Saturday, January 30, 2016

Citation du 31 janvier 2016

Il ne peut y avoir aucune explication qui vaille. Car expliquer, c'est déjà vouloir un peu excuser.
Manuel Valls, lors de l’hommage aux victimes de l’Hyper Cacher le 9 janvier 2016

« Expliquer, c’est vouloir un peu excuser » : appréciez la modération ! Mais enfin, l’idée est claire : rechercher les causes d’un acte mauvais, ce serait en excuser l’auteur dans la mesure où on trouverait des causes extérieures à sa volonté qui le déchargeraient de sa responsabilité.
Exemples ?
- Voilà donc un pédophile « un peu innocenté », parce qu’étant petit, il a été violé par son père (ou son grand frère) : « Regardez mon client, monsieur le juge. Imaginez cet enfant, humilié et violé ; comment voulez-vous qu’il se comporte normalement  devenu adulte ? »
Un autre exemple ?
- L’avocat du djihadiste : « Imaginez, mesdames et messieurs les jurés, l’exclusion, les vexations dont a été victime l’accusé ; cet homme dont on a fait un paria simplement parce qu’il était arabe, a qui on a refusé tout avenir, comprenez pourquoi il a pris une kalach’ et a tiré dans le tas.

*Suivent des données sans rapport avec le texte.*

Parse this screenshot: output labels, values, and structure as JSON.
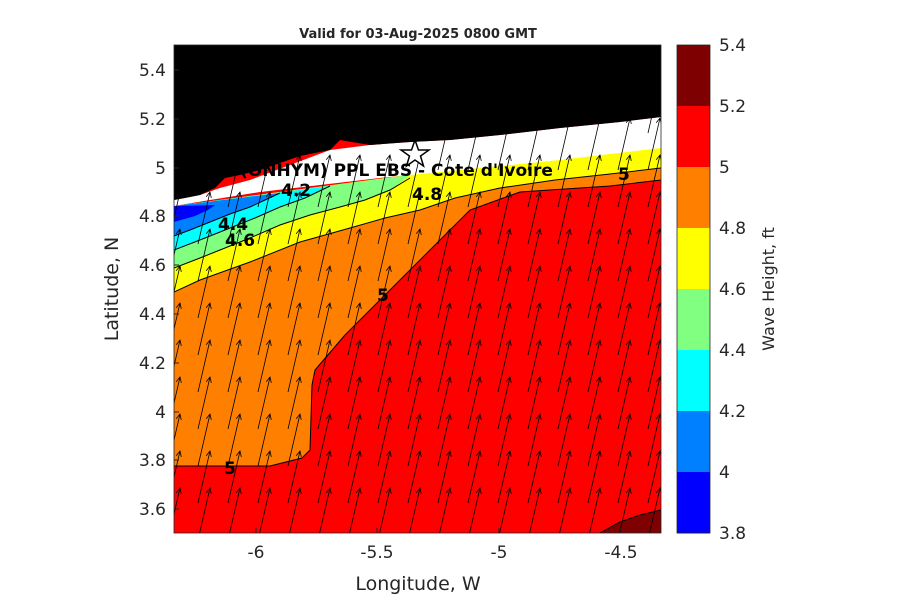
{
  "title": "Valid for 03-Aug-2025 0800 GMT",
  "xlabel": "Longitude, W",
  "ylabel": "Latitude, N",
  "x_ticks": [
    "-6",
    "-5.5",
    "-5",
    "-4.5"
  ],
  "y_ticks": [
    "5.4",
    "5.2",
    "5",
    "4.8",
    "4.6",
    "4.4",
    "4.2",
    "4",
    "3.8",
    "3.6"
  ],
  "colorbar": {
    "title": "Wave Height, ft",
    "ticks": [
      "5.4",
      "5.2",
      "5",
      "4.8",
      "4.6",
      "4.4",
      "4.2",
      "4",
      "3.8"
    ],
    "colors": [
      "#7f0000",
      "#ff0000",
      "#ff8000",
      "#ffff00",
      "#80ff80",
      "#00ffff",
      "#0080ff",
      "#0000ff"
    ]
  },
  "station": {
    "label": "(ONHYM) PPL EBS - Cote d'Ivoire",
    "marker": "star-icon"
  },
  "contour_labels": [
    "4.2",
    "4.4",
    "4.6",
    "4.8",
    "5",
    "5",
    "5"
  ],
  "colors": {
    "land": "#000000",
    "coast_gap": "#ffffff"
  },
  "chart_data": {
    "type": "heatmap",
    "title": "Valid for 03-Aug-2025 0800 GMT",
    "xlabel": "Longitude, W",
    "ylabel": "Latitude, N",
    "xlim": [
      -6.35,
      -4.35
    ],
    "ylim": [
      3.5,
      5.5
    ],
    "levels": [
      3.8,
      4.0,
      4.2,
      4.4,
      4.6,
      4.8,
      5.0,
      5.2,
      5.4
    ],
    "units": "ft",
    "field": "Significant wave height with direction vectors; heights increase offshore from about 4.0 ft near the coast to 5.0-5.2 ft in the south-east.",
    "station": {
      "name": "(ONHYM) PPL EBS - Cote d'Ivoire",
      "lon": -5.35,
      "lat": 5.05
    },
    "vector_direction": "toward north-north-east"
  }
}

Oui, mesdames et messieurs les jurés : pensez à tout cela et vous comprendrez que c’est notre société qui est responsable. »
Inacceptable : à l’origine de tout acte humain, il y a la liberté d’un homme qui a voulu ce qu’il a fait. Dans notre droit, tout homme dès lors qu’il a atteint la majorité, est considéré comme libre et responsable de ses actes. Il y a deux exceptions : les esclaves (qui n’existent plus) et les déments. (1) 
Admettons un instant que ces criminels qui ont massacré des innocents à Paris l’aient fait sous l’emprise d’un délire entretenu par des imams fanatiques. Les voici exonérés de la sanction judiciaire pour les crimes qu’ils ont commis. Ce faisant, suivons-nous Jésus crucifié  criant « Père, pardonne-leur parce qu’ils ne savent pas ce qu’ils font. » ? Pas vraiment, car  on ne les excuse pas pour autant : ils sont simplement considérés comme ayant été en dehors de l’humanité le temps de leur action ; ce ne sont plus des « sujets de droit »; on ne leur ferait pas plus de procès qu’on n’en ferait aujourd’hui au cochon qui a dévoré le bébé tombé au sol.
… Je devine un certain agacement chez mes lecteurs : « Pas d’accord, cher philosophe ! En admettant même que le djihadiste soit lui aussi privé de discernement – comme envouté par les émirs auto-proclamés de Daech – par contre, lorsqu’il n’était qu’un aspirant djihadiste il y a bien eu un moment où il a choisi les valeurs criminelles qui étaient liées à sa radicalisation. Il ne peut s’en excuser : devenir égorgeur, c’était dans le package, et il l’a choisi. »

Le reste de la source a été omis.